5. TÜKETiCi KREDisi söZLEşMELERi

Tüketicinin Korunması Hakkında Kanunun 31 ve 84’üncü maddelerine dayanılarak Tüketici Kredisi Sözleşmeleri Yönetmeliği düzenlenmiştir. Yönetmelik 22 Mayıs 2015 tarih ve 29363 sayılı Resmi Gazetede yayınlanmış 22 Kasım 2015 tarihinde yürürlüğe girmiştir.

Tüketici Kredisi Sözleşmeleri Nedir?

Tüketici kredisi sözleşmesi, kredi verenin tüketiciye faiz veya benzeri bir menfaat karşılığında ödemenin ertelenmesi, ödünç veya benzeri finansman şekilleri aracılığıyla kredi verdiği veya kredi vermeyi taahhüt ettiği sözleşmelerdir.

Tüketici Kredisi Sözleşmelerinde Ön Bilgilendirilme Zorunlu mudur?

Tüketici Kredisi Sözleşmeleri Yönetmeliğinde yer alan sözleşme öncesi bilgi formlarının; en az on iki punto büyüklüğünde, anlaşılabilir bir dilde, açık, sade ve okunabilir bir şekilde düzenlenmesi ve bir örneğinin kâğıt üzerinde veya kalıcı veri saklayıcısı ile makul bir süre önce tüketiciye verilmesi zorunludur.

Tüketici Kredisi Sözleşmesinden Cayma Hakkı Var mıdır?

Tüketici, 14 gün içinde herhangi bir gerekçe göstermeksizin ve cezai şart ödemeksizin tüketici kredisi sözleşmesinden cayma hakkına sahiptir.

Cayma hakkı süresi, sözleşmenin kurulduğu tarihte başlar. Ancak sözleşmenin bir örneğinin yazılı olarak veya kalıcı veri saklayıcısı ile tüketiciye verildiği tarihin sözleşmenin kurulduğu tarihten daha sonra olması durumunda, bu süre, tüketicinin sözleşmenin bir örneğini aldığı tarihten itibaren başlar

Cayma Hakkını Kullanan Tüketicinin Sorumluğu Nedir?

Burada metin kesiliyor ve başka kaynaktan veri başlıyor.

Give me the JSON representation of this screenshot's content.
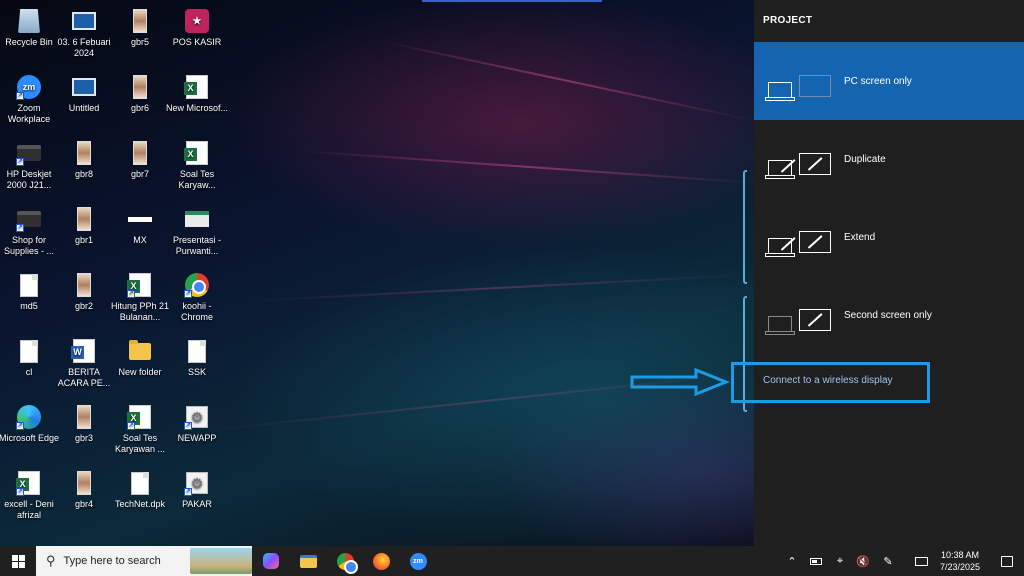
{
  "desktop": {
    "icons": [
      {
        "label": "Recycle Bin",
        "icon": "recycle-bin-icon"
      },
      {
        "label": "03. 6 Febuari 2024",
        "icon": "image-icon"
      },
      {
        "label": "gbr5",
        "icon": "photo-icon"
      },
      {
        "label": "POS KASIR",
        "icon": "app-icon"
      },
      {
        "label": "Zoom Workplace",
        "icon": "zoom-icon"
      },
      {
        "label": "Untitled",
        "icon": "image-icon"
      },
      {
        "label": "gbr6",
        "icon": "photo-icon"
      },
      {
        "label": "New Microsof...",
        "icon": "excel-icon"
      },
      {
        "label": "HP Deskjet 2000 J21...",
        "icon": "printer-icon"
      },
      {
        "label": "gbr8",
        "icon": "photo-icon"
      },
      {
        "label": "gbr7",
        "icon": "photo-icon"
      },
      {
        "label": "Soal Tes Karyaw...",
        "icon": "excel-icon"
      },
      {
        "label": "Shop for Supplies - ...",
        "icon": "printer-icon"
      },
      {
        "label": "gbr1",
        "icon": "photo-icon"
      },
      {
        "label": "MX",
        "icon": "file-icon"
      },
      {
        "label": "Presentasi - Purwanti...",
        "icon": "presentation-icon"
      },
      {
        "label": "md5",
        "icon": "document-icon"
      },
      {
        "label": "gbr2",
        "icon": "photo-icon"
      },
      {
        "label": "Hitung PPh 21 Bulanan...",
        "icon": "excel-icon"
      },
      {
        "label": "koohii - Chrome",
        "icon": "chrome-icon"
      },
      {
        "label": "cl",
        "icon": "document-icon"
      },
      {
        "label": "BERITA ACARA PE...",
        "icon": "word-icon"
      },
      {
        "label": "New folder",
        "icon": "folder-icon"
      },
      {
        "label": "SSK",
        "icon": "document-icon"
      },
      {
        "label": "Microsoft Edge",
        "icon": "edge-icon"
      },
      {
        "label": "gbr3",
        "icon": "photo-icon"
      },
      {
        "label": "Soal Tes Karyawan ...",
        "icon": "excel-icon"
      },
      {
        "label": "NEWAPP",
        "icon": "settings-file-icon"
      },
      {
        "label": "excell - Deni afrizal",
        "icon": "excel-icon"
      },
      {
        "label": "gbr4",
        "icon": "photo-icon"
      },
      {
        "label": "TechNet.dpk",
        "icon": "document-icon"
      },
      {
        "label": "PAKAR",
        "icon": "settings-file-icon"
      }
    ]
  },
  "project_panel": {
    "title": "PROJECT",
    "options": [
      {
        "label": "PC screen only",
        "selected": true
      },
      {
        "label": "Duplicate",
        "selected": false
      },
      {
        "label": "Extend",
        "selected": false
      },
      {
        "label": "Second screen only",
        "selected": false
      }
    ],
    "wireless_link": "Connect to a wireless display",
    "accent_color": "#1564b0",
    "highlight_color": "#1d9ce6"
  },
  "taskbar": {
    "search_placeholder": "Type here to search",
    "apps": [
      "copilot-icon",
      "file-explorer-icon",
      "chrome-icon",
      "firefox-icon",
      "zoom-icon"
    ],
    "tray_icons": [
      "chevron-up-icon",
      "battery-icon",
      "wifi-icon",
      "volume-muted-icon",
      "pen-icon",
      "keyboard-icon"
    ],
    "time": "10:38 AM",
    "date": "7/23/2025"
  }
}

Cayma hakkını kullanan tüketicinin krediden faydalandığı hâllerde, tüketici, anaparayı ve kredinin kullanıldığı tarihten anaparanın geri ödendiği tarihe kadar olan sürede tahakkuk eden faizi en geç cayma bildirimini kredi verene göndermesinden sonra otuz gün içinde geri öder. Bu süre içinde ödeme yapılmaması hâlinde tüketici kredisinden cayılmamış sayılır.

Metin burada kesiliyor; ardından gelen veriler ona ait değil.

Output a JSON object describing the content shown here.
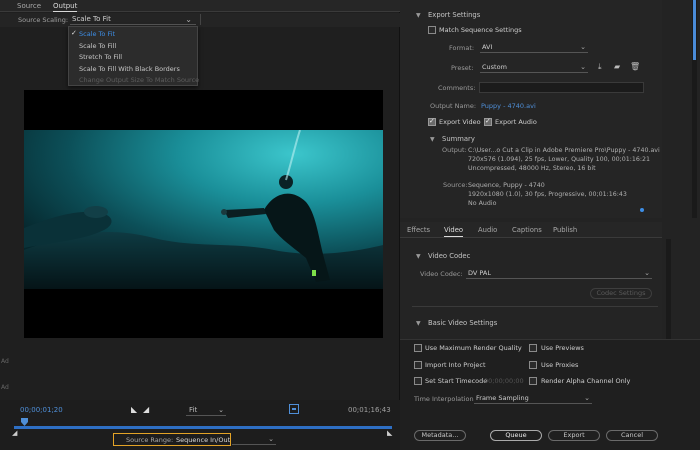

Faiz, akdi faiz oranına göre hesaplanır. Tüketiciden, hesaplanan akdi faiz ve bir kamu kurum veya kuruluşuna veya üçüncü kişilere ödenmiş olan ücretler dışında herhangi bir bedel talep edilemez. Bu bedeller dışında kalan ve tüketiciden tahsil edilen her türlü ücret, tüketicinin anapara ile tahakkuk eden faizi kredi verene geri ödediği tarihten itibaren yedi gün içinde tüketiciye iade edilir.

Belirli Süreli Tüketici Kredisi Sözleşmesinde Ön Bilgilendirme Zorunlu mudur?

Kredi verenin ve varsa kredi aracısının, belirli süreli tüketici kredisi sözleşmesinin kurulmasından makul bir süre önce, sözleşme şartları hakkında aşağıdaki bilgileri de içerecek şekilde tüketiciyi bilgilendirmesi zorunludur Ön bilgilendirme formunda olması gereken önemli bazı bilgiler şunları içermelidir;

• Kredi verenin ve varsa kredi aracısının unvanı iletişim bilgileri, kredi türü ve süresi ile birlikte, kredinin toplam tutarı ve varsa tüketiciden talep edilecek ücretler. Efektif yıllık faiz oranının hesaplanması amacıyla kullanılan bütün bileşenleri belirten temsili bir örnek kullanılarak gösterilen efektif yıllık faiz oranı ve tüketici tarafından ödenecek toplam tutar.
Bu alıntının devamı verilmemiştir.